120 battements cover
Le drame de Robin Campillo fait battre le cœur de la critique dans un enthousiasme unanime et mérité. Pépite sur laquelle on ne peut faire l’impasse, 120 battements par minute traite d’un sujet grave avec une sensibilité et une retenue désarmantes. À l’écran, ce sont des malades du SIDA qui prennent les armes, celles de la dénonciation, pour faire entendre leur cri du cœur. Dans la France des années 1990, ce récit politique prend un tour humaniste en s’imposant comme la claque émotionnelle du 70e Festival de Cannes.

Chronique des prémices de la lutte contre le SIDA, 120 battements par minute est un pamphlet contre la politique gouvernementale de François Mitterrand et les laboratoires en charge de contrer l’épidémie.

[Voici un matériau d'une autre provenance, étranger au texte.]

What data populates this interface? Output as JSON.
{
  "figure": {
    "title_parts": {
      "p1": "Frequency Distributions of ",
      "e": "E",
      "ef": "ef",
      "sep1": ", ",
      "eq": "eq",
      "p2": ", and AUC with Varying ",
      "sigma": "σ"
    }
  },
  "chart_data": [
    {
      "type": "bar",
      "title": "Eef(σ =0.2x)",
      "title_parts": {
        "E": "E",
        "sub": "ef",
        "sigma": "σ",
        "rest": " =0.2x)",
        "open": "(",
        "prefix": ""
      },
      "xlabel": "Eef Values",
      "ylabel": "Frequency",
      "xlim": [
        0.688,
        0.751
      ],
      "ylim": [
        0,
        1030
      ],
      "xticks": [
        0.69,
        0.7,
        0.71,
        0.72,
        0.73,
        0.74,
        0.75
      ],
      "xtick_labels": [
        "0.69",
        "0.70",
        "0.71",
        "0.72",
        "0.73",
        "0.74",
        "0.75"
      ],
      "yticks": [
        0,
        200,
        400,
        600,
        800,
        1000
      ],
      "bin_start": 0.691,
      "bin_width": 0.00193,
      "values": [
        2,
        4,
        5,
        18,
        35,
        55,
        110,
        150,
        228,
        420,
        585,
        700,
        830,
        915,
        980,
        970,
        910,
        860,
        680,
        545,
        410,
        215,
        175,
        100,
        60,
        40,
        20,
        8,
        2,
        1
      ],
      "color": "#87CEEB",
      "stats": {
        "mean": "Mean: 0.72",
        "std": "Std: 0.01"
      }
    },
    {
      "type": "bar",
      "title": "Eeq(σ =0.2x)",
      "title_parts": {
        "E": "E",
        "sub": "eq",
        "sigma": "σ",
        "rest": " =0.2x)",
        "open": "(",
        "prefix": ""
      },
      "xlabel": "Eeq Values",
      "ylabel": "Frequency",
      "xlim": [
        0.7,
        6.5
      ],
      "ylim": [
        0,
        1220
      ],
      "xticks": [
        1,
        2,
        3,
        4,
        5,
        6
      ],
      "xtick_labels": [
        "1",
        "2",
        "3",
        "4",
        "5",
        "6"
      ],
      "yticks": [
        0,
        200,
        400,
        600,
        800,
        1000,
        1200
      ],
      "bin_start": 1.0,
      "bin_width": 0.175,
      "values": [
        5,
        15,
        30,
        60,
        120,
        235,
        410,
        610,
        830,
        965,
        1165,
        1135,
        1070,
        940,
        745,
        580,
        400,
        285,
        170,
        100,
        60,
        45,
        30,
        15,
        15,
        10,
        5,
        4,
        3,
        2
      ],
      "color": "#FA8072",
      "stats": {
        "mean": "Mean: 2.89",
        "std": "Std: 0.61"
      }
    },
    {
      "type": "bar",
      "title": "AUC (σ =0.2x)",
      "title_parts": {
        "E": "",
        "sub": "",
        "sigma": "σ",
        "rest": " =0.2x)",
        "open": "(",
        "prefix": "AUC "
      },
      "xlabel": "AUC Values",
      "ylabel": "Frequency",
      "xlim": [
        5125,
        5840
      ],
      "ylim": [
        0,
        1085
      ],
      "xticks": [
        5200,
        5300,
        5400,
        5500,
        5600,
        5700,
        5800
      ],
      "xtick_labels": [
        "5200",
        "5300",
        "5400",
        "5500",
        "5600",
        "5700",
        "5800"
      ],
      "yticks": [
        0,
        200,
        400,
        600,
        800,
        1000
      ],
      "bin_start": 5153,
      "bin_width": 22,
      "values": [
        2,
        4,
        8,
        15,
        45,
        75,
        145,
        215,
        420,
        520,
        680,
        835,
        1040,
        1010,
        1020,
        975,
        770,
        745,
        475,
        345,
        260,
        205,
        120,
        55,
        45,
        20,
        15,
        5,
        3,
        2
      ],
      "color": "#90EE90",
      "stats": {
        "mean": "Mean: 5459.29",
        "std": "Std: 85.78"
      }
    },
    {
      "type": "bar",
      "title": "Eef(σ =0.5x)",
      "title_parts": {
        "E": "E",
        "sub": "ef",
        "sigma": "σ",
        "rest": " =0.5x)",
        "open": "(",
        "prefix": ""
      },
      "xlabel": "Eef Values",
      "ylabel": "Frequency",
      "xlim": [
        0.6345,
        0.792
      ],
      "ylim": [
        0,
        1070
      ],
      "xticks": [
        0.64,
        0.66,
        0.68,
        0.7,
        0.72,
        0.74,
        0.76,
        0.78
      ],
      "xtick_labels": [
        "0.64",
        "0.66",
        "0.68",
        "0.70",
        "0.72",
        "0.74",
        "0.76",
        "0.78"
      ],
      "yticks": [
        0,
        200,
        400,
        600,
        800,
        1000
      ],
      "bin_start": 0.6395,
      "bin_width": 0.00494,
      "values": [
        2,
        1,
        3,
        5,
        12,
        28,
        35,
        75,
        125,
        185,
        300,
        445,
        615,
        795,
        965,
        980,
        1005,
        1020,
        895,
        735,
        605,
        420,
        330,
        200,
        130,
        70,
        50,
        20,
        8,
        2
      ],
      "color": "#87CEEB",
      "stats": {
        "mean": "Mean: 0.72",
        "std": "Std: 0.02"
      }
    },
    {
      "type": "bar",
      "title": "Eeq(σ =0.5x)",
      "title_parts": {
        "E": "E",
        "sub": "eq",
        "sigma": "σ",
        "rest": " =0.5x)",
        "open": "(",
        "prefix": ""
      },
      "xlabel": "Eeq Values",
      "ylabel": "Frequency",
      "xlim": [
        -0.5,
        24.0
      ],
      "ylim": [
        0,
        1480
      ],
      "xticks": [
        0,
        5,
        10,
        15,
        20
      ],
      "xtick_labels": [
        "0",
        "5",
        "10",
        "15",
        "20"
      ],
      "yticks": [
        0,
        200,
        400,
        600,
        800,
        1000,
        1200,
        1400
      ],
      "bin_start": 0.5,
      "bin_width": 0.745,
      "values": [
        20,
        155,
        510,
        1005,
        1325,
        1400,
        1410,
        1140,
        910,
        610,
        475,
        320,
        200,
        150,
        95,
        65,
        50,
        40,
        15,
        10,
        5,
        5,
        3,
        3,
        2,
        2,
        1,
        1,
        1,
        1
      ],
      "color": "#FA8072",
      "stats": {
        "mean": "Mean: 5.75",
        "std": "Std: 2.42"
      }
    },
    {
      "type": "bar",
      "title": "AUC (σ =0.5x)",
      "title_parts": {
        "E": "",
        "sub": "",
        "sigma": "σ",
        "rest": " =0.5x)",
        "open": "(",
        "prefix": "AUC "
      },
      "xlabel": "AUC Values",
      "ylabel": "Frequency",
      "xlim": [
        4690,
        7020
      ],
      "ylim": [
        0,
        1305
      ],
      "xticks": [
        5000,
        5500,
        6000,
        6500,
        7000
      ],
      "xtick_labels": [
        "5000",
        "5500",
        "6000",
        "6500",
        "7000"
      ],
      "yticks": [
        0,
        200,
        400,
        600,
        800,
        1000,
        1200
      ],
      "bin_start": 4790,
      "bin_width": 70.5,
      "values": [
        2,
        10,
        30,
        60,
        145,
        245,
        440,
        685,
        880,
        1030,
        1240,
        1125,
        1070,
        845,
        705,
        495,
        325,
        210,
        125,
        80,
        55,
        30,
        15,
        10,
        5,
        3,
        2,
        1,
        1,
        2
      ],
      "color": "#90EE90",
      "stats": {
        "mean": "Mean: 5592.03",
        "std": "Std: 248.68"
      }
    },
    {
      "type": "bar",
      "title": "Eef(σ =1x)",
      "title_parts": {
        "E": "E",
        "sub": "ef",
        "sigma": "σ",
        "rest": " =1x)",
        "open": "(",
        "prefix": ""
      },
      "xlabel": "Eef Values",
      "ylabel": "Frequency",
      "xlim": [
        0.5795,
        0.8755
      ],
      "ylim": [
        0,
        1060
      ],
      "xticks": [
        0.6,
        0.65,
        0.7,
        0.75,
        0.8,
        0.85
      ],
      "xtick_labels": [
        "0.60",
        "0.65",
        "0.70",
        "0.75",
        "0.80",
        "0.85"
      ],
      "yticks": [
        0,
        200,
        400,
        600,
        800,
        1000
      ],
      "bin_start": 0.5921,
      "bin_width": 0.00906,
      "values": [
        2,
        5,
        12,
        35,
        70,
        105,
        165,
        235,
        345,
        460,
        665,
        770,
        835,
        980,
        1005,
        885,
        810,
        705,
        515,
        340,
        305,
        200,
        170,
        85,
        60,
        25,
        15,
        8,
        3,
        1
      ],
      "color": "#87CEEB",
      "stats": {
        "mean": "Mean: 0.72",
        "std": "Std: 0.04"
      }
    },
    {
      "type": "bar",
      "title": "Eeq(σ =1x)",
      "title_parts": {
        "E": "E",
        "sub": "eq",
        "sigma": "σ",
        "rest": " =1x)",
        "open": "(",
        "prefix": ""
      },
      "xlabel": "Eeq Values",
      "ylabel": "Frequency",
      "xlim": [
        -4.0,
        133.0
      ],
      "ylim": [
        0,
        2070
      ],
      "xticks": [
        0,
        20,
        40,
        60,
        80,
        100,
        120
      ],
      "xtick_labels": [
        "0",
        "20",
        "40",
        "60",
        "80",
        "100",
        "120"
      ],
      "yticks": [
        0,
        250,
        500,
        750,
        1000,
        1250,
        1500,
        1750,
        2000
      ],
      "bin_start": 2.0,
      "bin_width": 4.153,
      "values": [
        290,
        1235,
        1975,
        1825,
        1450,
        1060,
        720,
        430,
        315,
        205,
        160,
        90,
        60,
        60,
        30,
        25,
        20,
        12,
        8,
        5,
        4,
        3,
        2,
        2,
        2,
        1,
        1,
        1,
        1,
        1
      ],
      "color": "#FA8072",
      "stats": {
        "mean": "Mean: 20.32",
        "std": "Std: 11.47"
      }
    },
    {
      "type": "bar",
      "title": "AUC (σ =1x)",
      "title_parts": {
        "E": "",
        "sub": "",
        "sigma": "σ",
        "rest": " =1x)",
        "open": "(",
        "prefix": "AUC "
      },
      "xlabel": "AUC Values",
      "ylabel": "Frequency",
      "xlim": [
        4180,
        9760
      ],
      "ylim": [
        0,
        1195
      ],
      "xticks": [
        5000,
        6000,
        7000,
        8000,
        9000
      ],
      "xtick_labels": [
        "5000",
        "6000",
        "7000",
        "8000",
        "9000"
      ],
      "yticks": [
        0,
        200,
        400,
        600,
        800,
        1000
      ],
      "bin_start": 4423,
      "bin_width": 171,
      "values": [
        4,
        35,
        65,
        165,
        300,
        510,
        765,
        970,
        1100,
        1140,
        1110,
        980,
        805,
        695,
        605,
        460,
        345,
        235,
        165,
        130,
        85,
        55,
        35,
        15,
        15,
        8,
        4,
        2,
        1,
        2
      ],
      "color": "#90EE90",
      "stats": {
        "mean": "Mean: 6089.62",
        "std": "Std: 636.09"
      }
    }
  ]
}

Le combat est vaste, tout comme les actions choc qui jalonnent l’intrigue. Le bras de fer entre l’association Act Up-Paris et ceux qu’ils jugent responsables de leur déclin est introduit par une séquence d’ouverture magnétique. Elle donne le ton en nous plongeant dans les coulisses d’une conférence scientifique. Quand la colère des militants jaillit, les projecteurs braqués sur eux sont comme le passage de l’ombre à la lumière, celui de la méconnaissance à la vérité. Tension et émotion ne lâcheront, dès lors, plus le spectateur.

Une jeunesse entre aspirations et désillusions

La rage au cœur, le clan de combattants du VIH poursuit sa croisade, non sans dissensions internes. Cherchant à atteindre un même but sans emprunter la même voie, les membres d’Act Up-Paris livrent une ode de la démocratie, dans l’amphithéâtre de leurs débats en huis clos. « L’ignorance tue », lit-on sur une banderole. Instructif, poignant et toujours juste, le dernier-né du réalisateur d’Eastern Boys fait plus de 120 minutes (2h20) mais ne souffre d’aucune longueur, ni pathos ou stéréotype. On salue l’équilibre parfaitement maîtrisé des séquences à l’énergie communicative et des temps de respiration, où l’intime prend tout son sens.

120 battements

Original et nécessaire

Le casting regorge de talents prometteurs et se dote de la présence d’Adèle Haenel en cheftaine de file non-violente. Mention spéciale au duo que forment Nahuel Perez Biscayart (Sean) et Arnaud Valois (Nathan), qui a arracher des larmes à des festivaliers qui semblaient tous retenir leur souffle. Les pulsations des aléas de nos « séropos » se dessinent au rythme d’une BO nineties revisitée. Dressant un pont entre passé et présent, 120 battements par minute rappelle par petites touches à quel point son thème est universel et, malheureusement, toujours actuel. On notera le peu de repères chronologiques (des vêtements, une Game Boy, un téléviseur à tube cathodique), qui permettent à l’œuvre d’avoir son propre tempo.

Riche de mille pistes de réflexion, le film de Campillo invite à regarder dans le rétroviseur de l’histoire pour mieux aborder l’instant présent et l’avenir. Une œuvre puissante, qui prend aux tripes autant qu’elle prend au cœur. À voir absolument.

120 battements par minute, de Robin Campillo, avec Adèle Haenel, Nahuel Perez Biscayart et Arnaud Valois. En Compétition, sortie prévue le 23 août.